I'm so glad you asked me that. I would say that the Christian community…there were like three things I thought about when you said that. They could encourage positive conversations about single parenting in the pulpit and in small groups. The divorce rate is pretty high in the church, a lot of people don't talk about that. If people talked more about that, then more single parents could speak up about their needs. I think also that they could pray more specifically for single parents. Prayer works. Things such as healing and mental health, generational cycles, financial literacy, restoration, and redemption. I would say that the best gift that you can give someone is a gift of prayer. Also they can point single parents to resources such as food banks or emergency financial assistance, babysitting services, (I want to emphasize that), and local professional Christian counselors. I think that a lot of churches don't talk about mental health a lot. Some women or some men, they go through trauma when they go through divorce. And they're not really allowed to say that they're not okay, depending on what your background is. You could come from, you know, a charismatic background where it's like, “Just believe God,” and sometimes people don't know how to navigate that. So that would be very helpful.

Jo Wilbur:

I love that. Those are some really good practical ways that might not occur to people. And I think you're right, it's not something, that at least I've heard, talked about much in church and in my Christian communities. So that's very helpful. And then speaking to other single parents in our community, what's an encouragement that you would have for them or a word that you would have for them as they navigate some of these same challenges that you're familiar with?

Simonee Carter:

I would say to live your life out loud before your children. The best way to get your children to love the Lord is to live your life in front of them. They're watching everything you do. They see how you navigate your relationship with God. And through that, they're going to know that he's real. I have so many examples of times where my daughter and I didn't have anything, and we would literally pray together. And I would say, “You know what? We're going to believe God that he's going to provide.” We needed a car one time, my car was broken down, and my daughter was about six years old. And so she was still at such a cute age where I could say, “We're going to believe God!” She's like, “Yes, mommy!” and we prayed, and we prayed, and we got denied for the car we wanted.

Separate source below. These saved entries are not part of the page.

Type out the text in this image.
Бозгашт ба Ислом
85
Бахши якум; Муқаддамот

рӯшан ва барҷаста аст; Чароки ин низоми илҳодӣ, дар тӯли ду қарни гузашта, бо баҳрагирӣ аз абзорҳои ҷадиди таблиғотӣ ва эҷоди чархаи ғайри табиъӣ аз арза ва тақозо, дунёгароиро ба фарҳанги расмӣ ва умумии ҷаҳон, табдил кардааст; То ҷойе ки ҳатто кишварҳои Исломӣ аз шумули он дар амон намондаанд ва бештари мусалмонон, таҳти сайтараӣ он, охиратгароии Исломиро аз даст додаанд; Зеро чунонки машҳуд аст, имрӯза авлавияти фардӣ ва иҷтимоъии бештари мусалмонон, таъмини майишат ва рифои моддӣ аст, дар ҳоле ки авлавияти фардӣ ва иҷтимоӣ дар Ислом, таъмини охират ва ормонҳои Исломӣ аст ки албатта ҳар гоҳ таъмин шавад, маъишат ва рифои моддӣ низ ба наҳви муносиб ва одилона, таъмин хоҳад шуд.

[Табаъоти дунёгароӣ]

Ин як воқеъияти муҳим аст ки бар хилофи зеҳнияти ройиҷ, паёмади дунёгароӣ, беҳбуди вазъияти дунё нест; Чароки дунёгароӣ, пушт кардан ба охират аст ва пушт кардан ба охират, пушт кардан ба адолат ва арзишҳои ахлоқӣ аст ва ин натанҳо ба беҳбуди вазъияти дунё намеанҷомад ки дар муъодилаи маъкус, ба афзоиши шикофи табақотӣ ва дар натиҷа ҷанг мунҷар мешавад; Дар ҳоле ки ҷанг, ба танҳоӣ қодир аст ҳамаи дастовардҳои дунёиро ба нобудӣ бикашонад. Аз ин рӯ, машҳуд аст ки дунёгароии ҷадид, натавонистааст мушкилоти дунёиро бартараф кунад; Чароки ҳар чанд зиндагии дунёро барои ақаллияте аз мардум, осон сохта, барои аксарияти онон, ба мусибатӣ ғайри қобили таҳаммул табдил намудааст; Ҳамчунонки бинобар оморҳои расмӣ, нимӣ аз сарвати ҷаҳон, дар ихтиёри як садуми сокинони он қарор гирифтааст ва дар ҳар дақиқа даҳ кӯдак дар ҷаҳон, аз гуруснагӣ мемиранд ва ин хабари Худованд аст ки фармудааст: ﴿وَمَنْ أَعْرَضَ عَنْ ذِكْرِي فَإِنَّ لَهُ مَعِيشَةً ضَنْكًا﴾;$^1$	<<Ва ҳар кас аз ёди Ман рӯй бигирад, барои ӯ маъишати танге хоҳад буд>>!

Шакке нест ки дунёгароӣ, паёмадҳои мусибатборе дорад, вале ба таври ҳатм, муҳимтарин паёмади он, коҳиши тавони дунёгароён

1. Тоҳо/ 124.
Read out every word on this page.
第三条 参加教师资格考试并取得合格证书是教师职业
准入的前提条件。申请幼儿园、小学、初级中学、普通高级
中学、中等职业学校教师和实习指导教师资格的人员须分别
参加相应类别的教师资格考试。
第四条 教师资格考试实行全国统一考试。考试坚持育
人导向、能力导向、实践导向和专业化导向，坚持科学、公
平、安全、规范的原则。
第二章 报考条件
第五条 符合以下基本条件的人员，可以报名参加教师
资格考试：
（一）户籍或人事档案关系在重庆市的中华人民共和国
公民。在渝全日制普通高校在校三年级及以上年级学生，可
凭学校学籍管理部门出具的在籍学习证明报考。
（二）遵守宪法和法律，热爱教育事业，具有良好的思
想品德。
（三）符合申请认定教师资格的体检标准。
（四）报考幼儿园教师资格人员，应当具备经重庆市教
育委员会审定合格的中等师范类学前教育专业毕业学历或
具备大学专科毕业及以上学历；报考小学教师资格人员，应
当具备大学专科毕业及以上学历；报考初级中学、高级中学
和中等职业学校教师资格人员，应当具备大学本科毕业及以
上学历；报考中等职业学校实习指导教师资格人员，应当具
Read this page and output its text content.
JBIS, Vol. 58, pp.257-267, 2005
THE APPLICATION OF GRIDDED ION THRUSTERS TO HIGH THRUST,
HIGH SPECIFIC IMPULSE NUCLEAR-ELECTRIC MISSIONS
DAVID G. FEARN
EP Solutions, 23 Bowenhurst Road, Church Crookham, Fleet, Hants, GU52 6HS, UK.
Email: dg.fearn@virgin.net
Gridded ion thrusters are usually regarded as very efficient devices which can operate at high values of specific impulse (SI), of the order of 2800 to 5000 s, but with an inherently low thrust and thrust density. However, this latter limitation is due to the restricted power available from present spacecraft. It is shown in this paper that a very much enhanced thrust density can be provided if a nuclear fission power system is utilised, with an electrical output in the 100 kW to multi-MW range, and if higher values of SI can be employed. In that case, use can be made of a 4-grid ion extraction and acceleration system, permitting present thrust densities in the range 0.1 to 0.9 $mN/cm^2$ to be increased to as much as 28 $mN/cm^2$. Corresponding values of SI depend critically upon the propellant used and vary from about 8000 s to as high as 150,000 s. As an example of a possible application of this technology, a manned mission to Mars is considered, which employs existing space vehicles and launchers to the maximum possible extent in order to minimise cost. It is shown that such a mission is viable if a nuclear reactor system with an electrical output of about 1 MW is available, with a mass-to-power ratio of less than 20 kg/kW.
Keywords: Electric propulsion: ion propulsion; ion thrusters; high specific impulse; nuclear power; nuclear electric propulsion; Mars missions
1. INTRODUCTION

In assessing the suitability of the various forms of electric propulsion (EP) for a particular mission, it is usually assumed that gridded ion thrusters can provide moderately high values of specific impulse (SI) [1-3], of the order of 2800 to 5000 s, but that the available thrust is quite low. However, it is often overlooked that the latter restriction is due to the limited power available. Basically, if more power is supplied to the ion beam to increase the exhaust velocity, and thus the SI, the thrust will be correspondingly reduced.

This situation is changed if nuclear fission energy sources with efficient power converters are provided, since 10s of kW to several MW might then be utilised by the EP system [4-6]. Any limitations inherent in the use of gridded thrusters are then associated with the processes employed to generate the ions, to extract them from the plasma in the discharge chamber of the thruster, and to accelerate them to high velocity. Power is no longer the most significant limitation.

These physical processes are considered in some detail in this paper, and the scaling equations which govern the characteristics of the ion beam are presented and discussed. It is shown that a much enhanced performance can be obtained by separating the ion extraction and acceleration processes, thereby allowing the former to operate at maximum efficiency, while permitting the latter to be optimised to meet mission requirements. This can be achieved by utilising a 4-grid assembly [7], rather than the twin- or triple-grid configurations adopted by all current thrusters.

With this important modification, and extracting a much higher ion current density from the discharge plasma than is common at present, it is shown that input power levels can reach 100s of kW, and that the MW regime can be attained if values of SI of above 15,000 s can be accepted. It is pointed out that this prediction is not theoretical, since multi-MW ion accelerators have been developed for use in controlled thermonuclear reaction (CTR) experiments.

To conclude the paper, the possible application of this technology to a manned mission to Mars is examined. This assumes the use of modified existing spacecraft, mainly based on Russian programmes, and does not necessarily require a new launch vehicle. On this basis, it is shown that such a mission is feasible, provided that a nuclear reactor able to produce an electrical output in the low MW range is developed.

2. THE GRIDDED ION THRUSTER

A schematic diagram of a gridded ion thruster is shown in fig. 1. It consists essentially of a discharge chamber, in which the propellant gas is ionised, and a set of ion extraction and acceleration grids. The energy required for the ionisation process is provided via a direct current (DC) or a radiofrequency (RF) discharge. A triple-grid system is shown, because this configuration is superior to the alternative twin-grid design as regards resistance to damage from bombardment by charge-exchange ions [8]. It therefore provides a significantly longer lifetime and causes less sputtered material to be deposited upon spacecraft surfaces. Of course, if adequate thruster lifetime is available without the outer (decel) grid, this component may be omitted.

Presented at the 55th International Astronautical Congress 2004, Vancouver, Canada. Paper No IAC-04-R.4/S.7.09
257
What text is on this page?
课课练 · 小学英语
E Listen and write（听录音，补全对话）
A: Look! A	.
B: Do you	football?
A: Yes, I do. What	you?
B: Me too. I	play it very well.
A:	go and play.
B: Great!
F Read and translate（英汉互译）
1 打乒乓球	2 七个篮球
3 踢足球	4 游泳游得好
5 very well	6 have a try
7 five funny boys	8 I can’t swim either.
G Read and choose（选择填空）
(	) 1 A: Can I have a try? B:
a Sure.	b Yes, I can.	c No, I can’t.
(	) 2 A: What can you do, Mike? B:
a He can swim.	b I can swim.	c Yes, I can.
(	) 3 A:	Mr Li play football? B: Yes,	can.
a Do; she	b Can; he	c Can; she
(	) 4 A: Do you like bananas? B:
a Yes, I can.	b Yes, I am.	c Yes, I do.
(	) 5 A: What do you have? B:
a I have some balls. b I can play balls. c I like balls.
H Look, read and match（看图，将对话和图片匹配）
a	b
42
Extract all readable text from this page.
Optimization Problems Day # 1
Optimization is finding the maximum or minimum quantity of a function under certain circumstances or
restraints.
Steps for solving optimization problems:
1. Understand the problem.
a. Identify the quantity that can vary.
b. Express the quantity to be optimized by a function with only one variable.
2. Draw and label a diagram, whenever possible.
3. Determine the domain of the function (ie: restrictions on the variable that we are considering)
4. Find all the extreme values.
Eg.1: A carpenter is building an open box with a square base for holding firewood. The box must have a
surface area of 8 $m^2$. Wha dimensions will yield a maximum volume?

And then I said, “Nope, we're going to keep believing.” And then we got the car that we needed. And so it's just her seeing that I persevered and that I kept believing in spite of how the circumstances looked, that made all the difference. And I think today she can say, “My mom did these things. And because my mom did them, I know that I can do them. And that God is real.” I wanted her to see that for herself. But I had to live that myself. I can't just tell her to do the right thing or tell her to believe God. It’s better as a parent to live it first for them to see.

Jo Wilbur:

Yes, yes. Our actions are so often a better teacher than our words. Very true. I was fortunate to grow up in a home where, you know, I saw my mom get up and pray every single day. There hasn't been a morning when I haven't known that she's praying for me. So that is extremely powerful. Thank you so much for joining us today, Simonee, and sharing your wisdom with us. We’re very appreciative.

Simonee Carter:

Thank you for having me! Thank you so much.